Why this Swedish tenor turned anti-gay hate mail into a song
Warning: This story contains graphic language in the form of a homophobic slur
When a Swedish orchestra received a hate-filled letter about its tenor Rickard Soderberg, the musician decided to turn it into "something beautiful."
The anonymous letter addressed to the Helsingborg Symphony Orchestra came after a performance featuring Soderberg, who is gay.
The letter first praised the event's wine, service and setting, before lashing out in a homophobic screed about how pride parades make the writer "want to vomit" and accusing the orchestra of "hopping aboard the fag train."
"First of all, you want to scream and cry and get mad. But then I thought, I don't want to do that," Soderberg told As It Happens host Carol Off.
"I just want to make this is into something beautiful. I don't think we can go on being mad at each other. We just have to do something else. We have to change that agenda."
When you look closely at the letter's contents, Soderberg said, "there's some poetry there."
"I want to go on that train," he said. "It sounds fantastic."
So he contacted the show's director Fredrik Osterling and proposed they take the words, put them to music and "just get on that fag train and sing."
The resulting cantata is called Bogtaget — Swedish for The Fag Train — and has Soderberg's operatic voice crooning exact lines from the letter, including "Why do you have to force this gay agenda on us poor people?"
Soderberg posted a video of himself on Facebook practising the song.
"By considering the text as an opera libretto, we were able to scrutinize the emotions that the anonymous sender was seeking to express," Osterling told LGBT news site Queerty.
"And at the same time, we are doing exactly what an artistic institution should be doing: we are reflecting our times in our art."
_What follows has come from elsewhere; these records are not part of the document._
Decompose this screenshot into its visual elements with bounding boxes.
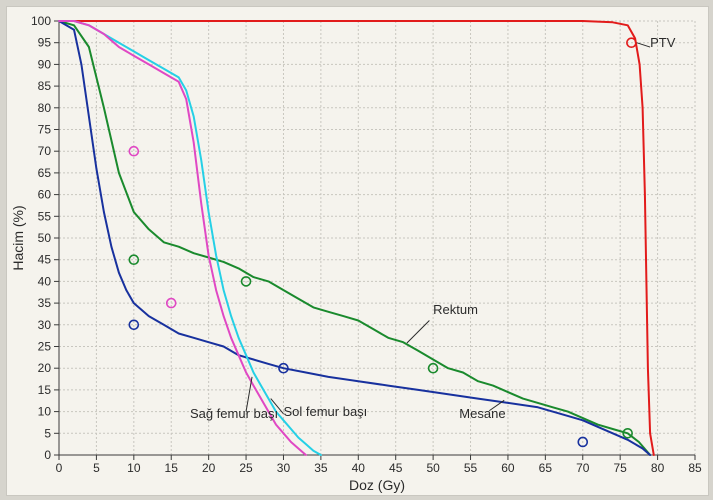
x-tick-label: 85 xyxy=(688,461,702,475)
y-tick-label: 70 xyxy=(38,144,52,158)
y-tick-label: 60 xyxy=(38,188,52,202)
series-label-sol-femur-başı: Sol femur başı xyxy=(283,404,367,419)
x-tick-label: 60 xyxy=(501,461,515,475)
y-axis-title: Hacim (%) xyxy=(10,205,26,270)
y-tick-label: 15 xyxy=(38,383,52,397)
x-tick-label: 75 xyxy=(613,461,627,475)
y-tick-label: 40 xyxy=(38,274,52,288)
x-tick-label: 65 xyxy=(539,461,553,475)
x-tick-label: 20 xyxy=(202,461,216,475)
y-tick-label: 95 xyxy=(38,36,52,50)
x-axis-title: Doz (Gy) xyxy=(349,477,405,493)
y-tick-label: 90 xyxy=(38,57,52,71)
y-tick-label: 30 xyxy=(38,318,52,332)
x-tick-label: 25 xyxy=(239,461,253,475)
x-tick-label: 70 xyxy=(576,461,590,475)
y-tick-label: 85 xyxy=(38,79,52,93)
y-tick-label: 100 xyxy=(31,14,51,28)
y-tick-label: 10 xyxy=(38,405,52,419)
x-tick-label: 55 xyxy=(464,461,478,475)
y-tick-label: 25 xyxy=(38,340,52,354)
dvh-chart: 0 5 10 15 20 25 30 35 40 45 50 55 60 65 70 75 80 85 0 5 10 15… xyxy=(7,7,708,495)
x-tick-label: 5 xyxy=(93,461,100,475)
series-label-mesane: Mesane xyxy=(459,406,505,421)
x-tick-label: 0 xyxy=(56,461,63,475)
x-tick-label: 30 xyxy=(277,461,291,475)
x-tick-label: 50 xyxy=(426,461,440,475)
series-label-ptv: PTV xyxy=(650,35,676,50)
x-tick-label: 15 xyxy=(165,461,179,475)
x-tick-label: 10 xyxy=(127,461,141,475)
chart-panel: 0 5 10 15 20 25 30 35 40 45 50 55 60 65 70 75 80 85 0 5 10 15… xyxy=(6,6,709,496)
x-tick-label: 40 xyxy=(352,461,366,475)
y-tick-label: 55 xyxy=(38,209,52,223)
y-tick-label: 0 xyxy=(44,448,51,462)
series-label-sağ-femur-başı: Sağ femur başı xyxy=(190,406,278,421)
y-tick-label: 5 xyxy=(44,426,51,440)
y-tick-label: 75 xyxy=(38,123,52,137)
y-tick-label: 65 xyxy=(38,166,52,180)
y-tick-label: 35 xyxy=(38,296,52,310)
y-tick-label: 45 xyxy=(38,253,52,267)
x-tick-label: 80 xyxy=(651,461,665,475)
y-tick-label: 80 xyxy=(38,101,52,115)
x-tick-label: 45 xyxy=(389,461,403,475)
x-tick-label: 35 xyxy=(314,461,328,475)
y-tick-label: 50 xyxy=(38,231,52,245)
y-tick-label: 20 xyxy=(38,361,52,375)
series-label-rektum: Rektum xyxy=(433,302,478,317)
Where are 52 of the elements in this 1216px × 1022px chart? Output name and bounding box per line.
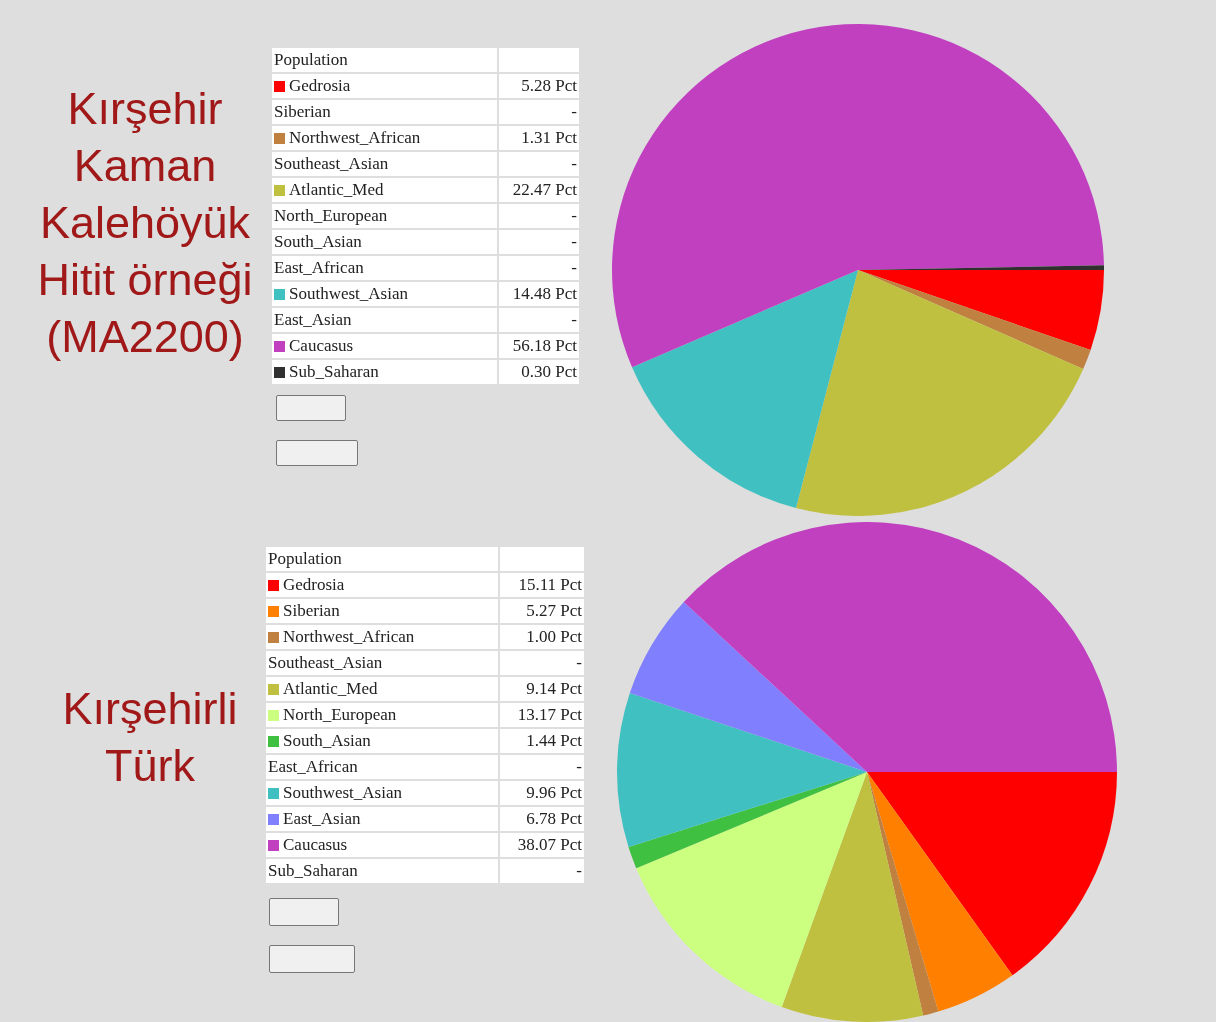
legend-label: North_European [283, 705, 397, 724]
legend-label: Siberian [283, 601, 340, 620]
text: - [571, 206, 577, 225]
category-label: East_African [274, 258, 364, 277]
text: Kırşehir Kaman Kalehöyük Hitit örneği (MA2200) [36, 82, 254, 364]
data-label: 38.07 Pct [500, 833, 584, 857]
data-label: 0.30 Pct [499, 360, 579, 384]
data-label: 1.00 Pct [500, 625, 584, 649]
text: Population [266, 547, 498, 571]
text: - [571, 310, 577, 329]
legend-label: South_Asian [283, 731, 371, 750]
text: Population [272, 48, 497, 72]
legend-label: Atlantic_Med [289, 180, 384, 199]
legend-label: Caucasus [289, 336, 354, 355]
legend-label: Gedrosia [289, 76, 351, 95]
legend-label: Sub_Saharan [289, 362, 379, 381]
legend-label: Northwest_African [289, 128, 421, 147]
legend-label: Atlantic_Med [283, 679, 378, 698]
data-label: 1.44 Pct [500, 729, 584, 753]
legend-label: East_Asian [283, 809, 361, 828]
text: - [571, 258, 577, 277]
legend-label: Gedrosia [283, 575, 345, 594]
data-label: 5.28 Pct [499, 74, 579, 98]
legend-label: Northwest_African [283, 627, 415, 646]
legend-label: Caucasus [283, 835, 348, 854]
data-label: 9.14 Pct [500, 677, 584, 701]
data-label: 14.48 Pct [499, 282, 579, 306]
data-label: 13.17 Pct [500, 703, 584, 727]
legend-label: Southwest_Asian [289, 284, 408, 303]
data-label: 6.78 Pct [500, 807, 584, 831]
text: - [576, 757, 582, 776]
category-label: East_Asian [274, 310, 352, 329]
data-label: 22.47 Pct [499, 178, 579, 202]
category-label: Siberian [274, 102, 331, 121]
category-label: North_European [274, 206, 388, 225]
legend-label: Southwest_Asian [283, 783, 402, 802]
data-label: 1.31 Pct [499, 126, 579, 150]
data-label: 9.96 Pct [500, 781, 584, 805]
text: - [576, 861, 582, 880]
category-label: Southeast_Asian [268, 653, 383, 672]
category-label: Southeast_Asian [274, 154, 389, 173]
text: - [571, 154, 577, 173]
text: - [571, 102, 577, 121]
data-label: 15.11 Pct [500, 573, 584, 597]
text: Kırşehirli Türk [62, 683, 238, 791]
text: - [571, 232, 577, 251]
category-label: Sub_Saharan [268, 861, 358, 880]
category-label: South_Asian [274, 232, 362, 251]
category-label: East_African [268, 757, 358, 776]
data-label: 56.18 Pct [499, 334, 579, 358]
data-label: 5.27 Pct [500, 599, 584, 623]
text: - [576, 653, 582, 672]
The orchestra debuted the song on Saturday alongside a performance by Soderberg of German composer Robert Schumann's Frauen-Liebe und Leben.
That song, usually performed by a woman about her undying affection for her husband, was also adapted to express a more universal theme of love.
"The people who were there were super enthusiastic, and it's obviously done with a sense of humour, all of it," Soderberg said.
"But underneath the lightness is the big question, and that is: What kind of world do we want to live in? One with more people who love each other or less?"
But there was one person missing from the audience.
Soderberg reserved two seats for the letter writer and a guest, and made announcements in the local papers inviting them to come.
"But they didn't arrive, unfortunately," he said.
"I don't think necessarily this is an evil person who wrote this letter.… It's just someone who needs a bit more love in his life."